Opinion & Analysis

Why stockbrokers face challenges

Nyaga Stockbrokers clients outside the firm’s offices after it was placed under statutory management by the Capital Markets Authority. Photo/FILE

Nyaga Stockbrokers clients outside the firm’s offices after it was placed under statutory management by the Capital Markets Authority. Photo/FILE 

The misfortunes of several stockbroking firms in the past few years that resulted in their collapse, forced sale or takeover is now a well known tale that has dominated social discourse for some time.

The extent to which their misfortunes were the result of unethical behaviour, fraud, theft, mismanagement where proven cannot and should never be defended by anybody.

The untold suffering of particularly small investors who had entrusted their investments to these firms is indeed the greatest casualty of these past events.

The Kenya Association of Stockbrokers and Investment Banks (Kasib), which represents the interests of market intermediaries who are members of the Nairobi Stock Exchange and are key stakeholders of the local Capital Markets, shares the frustration of all market participants at having one of our members, the firm of Ngenye Kariuki and Company placed under statutory management.

The action goes against the recent positive trend captured in a resurgent market, improved regulatory measures that the industry has embraced and deals a huge blow to these gains.

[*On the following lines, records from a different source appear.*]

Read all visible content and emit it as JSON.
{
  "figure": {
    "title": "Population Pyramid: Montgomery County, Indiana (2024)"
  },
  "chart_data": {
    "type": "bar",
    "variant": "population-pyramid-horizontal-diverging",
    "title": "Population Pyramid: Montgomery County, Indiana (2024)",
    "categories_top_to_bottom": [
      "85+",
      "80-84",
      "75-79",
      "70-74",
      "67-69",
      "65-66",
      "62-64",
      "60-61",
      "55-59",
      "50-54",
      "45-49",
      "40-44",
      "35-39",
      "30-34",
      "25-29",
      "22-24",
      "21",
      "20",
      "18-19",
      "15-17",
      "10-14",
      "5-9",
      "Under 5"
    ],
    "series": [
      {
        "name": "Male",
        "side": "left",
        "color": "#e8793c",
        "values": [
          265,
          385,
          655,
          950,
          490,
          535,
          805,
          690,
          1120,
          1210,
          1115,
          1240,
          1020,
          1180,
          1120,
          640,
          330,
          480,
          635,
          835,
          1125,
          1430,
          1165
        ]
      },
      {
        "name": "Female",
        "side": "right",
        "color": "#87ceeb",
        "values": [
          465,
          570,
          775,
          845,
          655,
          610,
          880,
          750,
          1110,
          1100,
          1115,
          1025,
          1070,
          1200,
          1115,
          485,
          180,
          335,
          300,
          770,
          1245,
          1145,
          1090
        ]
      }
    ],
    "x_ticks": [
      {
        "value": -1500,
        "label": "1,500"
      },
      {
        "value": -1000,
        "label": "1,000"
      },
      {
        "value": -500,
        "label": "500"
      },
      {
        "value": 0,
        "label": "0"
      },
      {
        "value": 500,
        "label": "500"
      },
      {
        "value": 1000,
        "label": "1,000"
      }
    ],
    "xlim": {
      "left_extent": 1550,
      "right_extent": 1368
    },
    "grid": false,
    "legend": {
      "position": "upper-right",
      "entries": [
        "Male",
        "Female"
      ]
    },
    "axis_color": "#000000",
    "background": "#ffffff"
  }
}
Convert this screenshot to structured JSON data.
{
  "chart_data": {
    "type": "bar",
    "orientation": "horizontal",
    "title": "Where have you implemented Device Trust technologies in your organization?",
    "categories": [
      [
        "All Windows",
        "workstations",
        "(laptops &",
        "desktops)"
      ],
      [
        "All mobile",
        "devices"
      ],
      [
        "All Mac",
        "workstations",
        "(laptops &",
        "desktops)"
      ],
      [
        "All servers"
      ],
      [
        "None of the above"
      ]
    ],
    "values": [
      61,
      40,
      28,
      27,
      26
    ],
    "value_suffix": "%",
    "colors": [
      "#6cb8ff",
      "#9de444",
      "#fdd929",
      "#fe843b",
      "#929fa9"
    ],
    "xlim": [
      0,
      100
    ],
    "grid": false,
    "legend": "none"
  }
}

Kasib has been aware of some of the challenges being faced by Ngenye Kariuki and Co and the reasons that may have occasioned them.

Further we have been able to clarify the stated reasons for the action taken by the Capital Markets Authority (CMA) and the extent to which the firm may have been unable to meet its continuing and primary obligations to its clients.

The picture that emerges is that of a firm, like many others in the industry, that has had to bear the brunt of a depressed market and crucially the continued falling out of the various mishandled aspects of the landmark Safaricom IPO.

What is surprising is that the CMA action was not backed by evidence to support the conclusion that the firm is unable to meet its continuing obligations to its clients.

There does, however, appear to be justified concern about the stability of the financing arrangements the firm has adopted to survive the lean market period and this may very well be the basis for what should be viewed as pre-emptive action.

That discretion, however, has fomented the situation by exposing investors at the firm to huge opportunity costs, inconvenience, anxiety and uncertainty about the state of the industry and the safety of their investments held through the firm.

Kasib admits that there will be occasions where it is in the best interest of investors and the industry at large to intervene in the management of an intermediary.

This would be in situations where unethical behaviour, fraud, theft, and mismanagement have been proven.

While such powers must be retained for the good of the market it must be wielded with recognition of the peaks and troughs of a cyclical business like ours, isolated market events and the red flags that herald the imminent breakdown in the structure of a firm.

Above all else such decisions should be justified and explained as being in the considered public interest.

We also wish to highlight the unresolved challenges generated by the handling of the Safaricom IPO by the receiving bank.

With due respect, our view is that the bank has been the major stumbling block to the resolution and release of colossal sums of money due to investors through market intermediaries.

It is not difficult to connect the unresolved status of this issue with the liquidity challenges at Ngenye Kariuki and Company.

Kasib would like to appeal to CMA to balance between the needs of investors with those of perceived creditors not directly related to the business and who have their own protection in law.

They should exercise their mandate and discretion within the letter of the law and to do justice to all concerned.

Our industry, which is a core element in one of the pillars of the Vision 2030, is in danger of descending into a theatre of the absurd where policy is abused and lopsided public opinion holds sway.

The misdeeds of the past cannot be excused.

Kasib condemns the business practices that led to the collapse of Nyaga Stockbrokers, Francis Thuo and Discount Securities.

Kasib also condemns the ineffective application of existing market rules and regulations that allowed some of these cases to run an exceptionally long course.

The rules were crafted to ensure the stability and growth of the industry.

A decision such as that on Ngenye Kariuki that does not have as its goal investors confidence and the ultimate reinstatement of the firm concerned runs against this spirit.

The one month moratorium to sort out affairs at the firm for instance seems unjustified given that the business of the firm is both unaffected and unrelated to its relationships with its financiers.

The safety of Kenyans investments is our primary concern.

Our members’ businesses suffer greatly whenever this is called into question and no one is more motivated to ensure not only that investors can transact their business with security but further that their investments would bring them reasonable returns.

The belief that the industry is a cabal of closed minded individuals is one, which if it ever did, no longer holds true.